The rule is very simple, but, it is abstract and this is somewhat demanding on the user. But it does have to be, in order for it to work with Zig’s unusually wide variation in integer types, and to have a prayer of working with integer ranges.

I will now illustrate some of the more common results of this rule. I’ll stick with operands of the same bitwidth, which is the most important case. Don’t ignore that there’s a result location here, that’s important.

  • uN += iN: Allowed, as is -. Precisely 75% of results of signed-unsigned addition and subtraction fit into the unsigned result type, with both unsigned, it’s 50% + 1.

  • uN *= iN: Not allowed. Any negative value of iN gives an invalid result, and this makes the domain smaller than unsigned multiplication. If the signed value is small enough, the rule allows it: I’m not sure that it should. A negative value is never legal here, and it doesn’t seem like eliding the cast for this operation is fulfilling the obligation to keep things at least as safe as they are now. But this would complicate the rule.

  • iN += uN: Not allowed. This turns out to have the same analysis as uN += iN, for nontrivial reasons.

  • fN •= (i|u)M for any M: allowed. Our result location is a float, we accept that this comes with loss of precision in exchange for a very, very large range with saturation at the high and low ends, and underflow to zero for division. Note that this operation cannot panic under any circumstances, even if is / and the integer is 0, so we’re emphatically not doing anything unsafe here.

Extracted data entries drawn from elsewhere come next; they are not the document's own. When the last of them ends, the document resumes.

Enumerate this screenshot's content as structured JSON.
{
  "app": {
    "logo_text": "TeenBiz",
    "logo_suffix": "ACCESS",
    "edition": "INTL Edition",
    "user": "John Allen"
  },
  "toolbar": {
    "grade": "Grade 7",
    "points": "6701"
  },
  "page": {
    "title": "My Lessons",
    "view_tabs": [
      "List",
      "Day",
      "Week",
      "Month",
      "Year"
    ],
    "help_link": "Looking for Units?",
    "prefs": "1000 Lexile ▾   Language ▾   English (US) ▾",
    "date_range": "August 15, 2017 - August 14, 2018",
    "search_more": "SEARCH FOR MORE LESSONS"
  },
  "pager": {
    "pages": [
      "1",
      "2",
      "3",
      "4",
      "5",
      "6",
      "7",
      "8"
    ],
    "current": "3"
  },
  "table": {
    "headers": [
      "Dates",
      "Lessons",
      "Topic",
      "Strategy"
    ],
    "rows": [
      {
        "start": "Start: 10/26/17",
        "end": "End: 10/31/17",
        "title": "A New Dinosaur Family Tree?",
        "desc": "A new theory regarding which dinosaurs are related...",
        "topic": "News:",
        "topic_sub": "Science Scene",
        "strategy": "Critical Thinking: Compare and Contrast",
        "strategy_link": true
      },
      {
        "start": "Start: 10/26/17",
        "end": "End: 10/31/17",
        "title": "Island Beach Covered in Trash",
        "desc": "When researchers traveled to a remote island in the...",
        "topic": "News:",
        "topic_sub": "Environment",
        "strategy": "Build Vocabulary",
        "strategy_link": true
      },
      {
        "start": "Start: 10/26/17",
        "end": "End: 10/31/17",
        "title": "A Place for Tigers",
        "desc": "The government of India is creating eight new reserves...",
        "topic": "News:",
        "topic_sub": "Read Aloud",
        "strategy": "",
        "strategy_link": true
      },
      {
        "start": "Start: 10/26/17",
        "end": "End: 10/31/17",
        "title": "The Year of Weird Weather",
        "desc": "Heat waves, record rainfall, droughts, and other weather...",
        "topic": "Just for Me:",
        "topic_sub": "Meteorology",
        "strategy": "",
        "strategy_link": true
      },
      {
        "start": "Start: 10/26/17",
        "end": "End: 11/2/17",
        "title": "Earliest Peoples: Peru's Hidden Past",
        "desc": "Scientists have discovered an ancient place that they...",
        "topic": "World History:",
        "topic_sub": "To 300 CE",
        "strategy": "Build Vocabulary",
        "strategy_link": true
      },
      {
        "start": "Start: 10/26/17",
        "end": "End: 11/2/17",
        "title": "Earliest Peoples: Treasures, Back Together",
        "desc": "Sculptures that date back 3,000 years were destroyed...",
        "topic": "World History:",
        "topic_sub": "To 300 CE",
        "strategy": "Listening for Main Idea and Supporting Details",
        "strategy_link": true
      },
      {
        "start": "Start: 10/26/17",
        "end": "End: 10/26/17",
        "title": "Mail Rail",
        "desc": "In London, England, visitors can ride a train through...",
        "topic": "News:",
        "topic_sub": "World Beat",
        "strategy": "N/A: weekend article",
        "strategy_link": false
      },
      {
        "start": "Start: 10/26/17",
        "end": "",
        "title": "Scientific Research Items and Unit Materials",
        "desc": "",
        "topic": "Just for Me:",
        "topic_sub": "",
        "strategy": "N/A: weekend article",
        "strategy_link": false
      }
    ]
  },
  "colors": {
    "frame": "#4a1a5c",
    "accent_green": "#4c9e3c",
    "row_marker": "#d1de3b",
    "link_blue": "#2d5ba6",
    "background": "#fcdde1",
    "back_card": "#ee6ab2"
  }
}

A nice thing about this rule is that it’s calculable. For one thing, that’s essential in order for the compiler to determine what to do, for another, we can give a clear error message even with arbitrary integer ranges.

Another advantage of considering the result location is we could have more cases of @as(T, a + b) and less of the dreaded @as(T, @intCast(a)) + @as(T, @intCast(b)). I will say: Rust code requires more a as T type code, but it’s much lighter on the page. This alone would make me miss that less when I’m writing Zig.

A caveat: this rule doesn’t work for shifting, but, shifting is not arithmetic. I propose no changes to how shifting currently works in Zig. It’s also basically meaningless for bit masking, which is also working just fine as it is.

Indexing: where I finally came down on this is that it’s a cast, and so the current rule holds. I bring it up simply because of the fact that a usize is almost always absurdly larger than the actual legal range of an index, and if you think about it that way: a [5]T has five usize values which are legal, and five isize values which are legal. An @intCast on a number does nothing in unsafe modes, and safe modes have bounds checking, so it’s kind of double-dipping.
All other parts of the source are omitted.